La révision de la loi sur la monnaie et le crédit, premier chantier du gouvernement de M. Ahmed Ouyahia, offre une nouvelle opportunité de faire un parallèle entre l’œuvre de Mouloud Hamrouche et celle du nouveau premier ministre. Dans sa méthode d’exercer le pouvoir et de gérer les affaires du pays, Moulourd Hamrouche était soucieux de construire un Etat avec des contre-pouvoirs puissants ; M. Ouyahia est préoccupé par l’idée de détenir le maximum de pouvoirs, y compris quand cela implique d’écraser les institutions.

Ahmed Ouyahia se trouve à court d’argent. Il a avoué que les salaires du mois de novembre risquaient de ne pas être payés, faute d’argent dans les caisses e l’Etat. Dans l’incapacité de trouver des ressources budgétaires supplémentaires, il décide de recourir à la création monétaire. Pour le faire, il doit lever un obstacle : la loi le lui interdit. Il change la loi, pour faire ce qu’il veut.

Mouloud Hamrouche s’était trouvé dans la même situation, peut-être même dans une situation plus difficile, car le pays n’avait pas de réserves de change et était fortement endetté.

Malgré cela, Hamrouche a fait adopter la loi sur la monnaie et le crédit. Concrètement, cette loi lui impose trois contraintes principales : elle lui interdit la création monétaire au-delà d’un certain seuil, représentant dix pour cent des recettes prouvées l’année précédente ; elle lui impose un échéancier de remboursement limité à dix mois, et elle met ces décisions entre les mains d’un gouverneur  de la Banque d’Algérie, sur lequel  le gouvernement n’a pas de prise. Le gouverneur de la Banque Centrale, nommé par le président de la république pour un mandat de six ans, renouvelable une fois, est chargé de missions précises, souvent opposées à la tendance dépensière de l’exécutif.

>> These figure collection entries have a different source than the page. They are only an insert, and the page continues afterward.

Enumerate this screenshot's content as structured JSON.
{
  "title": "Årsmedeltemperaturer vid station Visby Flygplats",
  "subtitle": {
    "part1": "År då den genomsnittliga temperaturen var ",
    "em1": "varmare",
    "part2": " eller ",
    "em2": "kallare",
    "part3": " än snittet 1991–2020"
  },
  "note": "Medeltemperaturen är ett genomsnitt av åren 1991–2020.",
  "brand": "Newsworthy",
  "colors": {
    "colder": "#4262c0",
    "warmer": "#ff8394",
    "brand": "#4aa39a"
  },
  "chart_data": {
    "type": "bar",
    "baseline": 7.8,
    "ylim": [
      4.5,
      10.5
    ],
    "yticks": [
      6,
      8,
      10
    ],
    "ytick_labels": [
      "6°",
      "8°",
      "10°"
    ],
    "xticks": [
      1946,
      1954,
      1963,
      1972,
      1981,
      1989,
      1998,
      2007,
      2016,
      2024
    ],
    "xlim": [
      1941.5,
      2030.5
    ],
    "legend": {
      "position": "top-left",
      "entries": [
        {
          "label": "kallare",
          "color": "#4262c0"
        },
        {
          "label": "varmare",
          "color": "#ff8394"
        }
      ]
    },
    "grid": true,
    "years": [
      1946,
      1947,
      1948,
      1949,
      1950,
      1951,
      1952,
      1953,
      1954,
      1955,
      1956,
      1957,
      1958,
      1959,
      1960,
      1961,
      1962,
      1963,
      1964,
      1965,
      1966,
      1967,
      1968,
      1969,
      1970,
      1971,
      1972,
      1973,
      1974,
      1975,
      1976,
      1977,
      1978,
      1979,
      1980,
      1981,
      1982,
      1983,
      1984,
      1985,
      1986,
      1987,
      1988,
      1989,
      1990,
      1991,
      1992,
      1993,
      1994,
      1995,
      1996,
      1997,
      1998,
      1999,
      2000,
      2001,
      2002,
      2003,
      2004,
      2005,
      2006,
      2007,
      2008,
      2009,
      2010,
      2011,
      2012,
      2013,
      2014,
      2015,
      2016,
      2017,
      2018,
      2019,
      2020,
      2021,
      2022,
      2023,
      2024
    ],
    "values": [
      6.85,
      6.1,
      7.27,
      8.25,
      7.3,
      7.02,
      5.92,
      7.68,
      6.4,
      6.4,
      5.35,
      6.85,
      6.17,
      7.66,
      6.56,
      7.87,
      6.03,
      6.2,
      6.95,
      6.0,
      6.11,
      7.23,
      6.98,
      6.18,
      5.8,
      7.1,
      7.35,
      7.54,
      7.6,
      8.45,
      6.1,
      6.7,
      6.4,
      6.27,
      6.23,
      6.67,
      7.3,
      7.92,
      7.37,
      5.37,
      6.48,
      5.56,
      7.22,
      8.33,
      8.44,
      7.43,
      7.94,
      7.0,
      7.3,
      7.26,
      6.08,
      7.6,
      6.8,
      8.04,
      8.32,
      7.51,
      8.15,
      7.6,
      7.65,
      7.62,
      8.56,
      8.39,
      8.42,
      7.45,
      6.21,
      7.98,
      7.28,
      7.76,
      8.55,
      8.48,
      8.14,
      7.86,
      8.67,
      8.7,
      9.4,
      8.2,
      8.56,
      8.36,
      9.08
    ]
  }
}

Autrement dit, Mouloud Hamrouche voulait mettre en place des institutions et des règles de gestion auxquelles se soumettraient les gouvernants. Ouyahia veut mettre les institutions à sa disposition et au service de sa politique. Hamrouche voulait instituer des contre-pouvoirs puissants, autonomes, immuables, capables de garder le cap face aux erreurs et errements des gouvernants qui sont, par définition, conjoncturels. Ouyahia saborde les contre-pouvoirs, pour disposer de tous les leviers de la décision.

C’est toute la différence entre un homme politique qui veut construire un Etat avec des institutions pérennes, et un homme de pouvoir qui renforcer son pouvoir au détriment des institutions.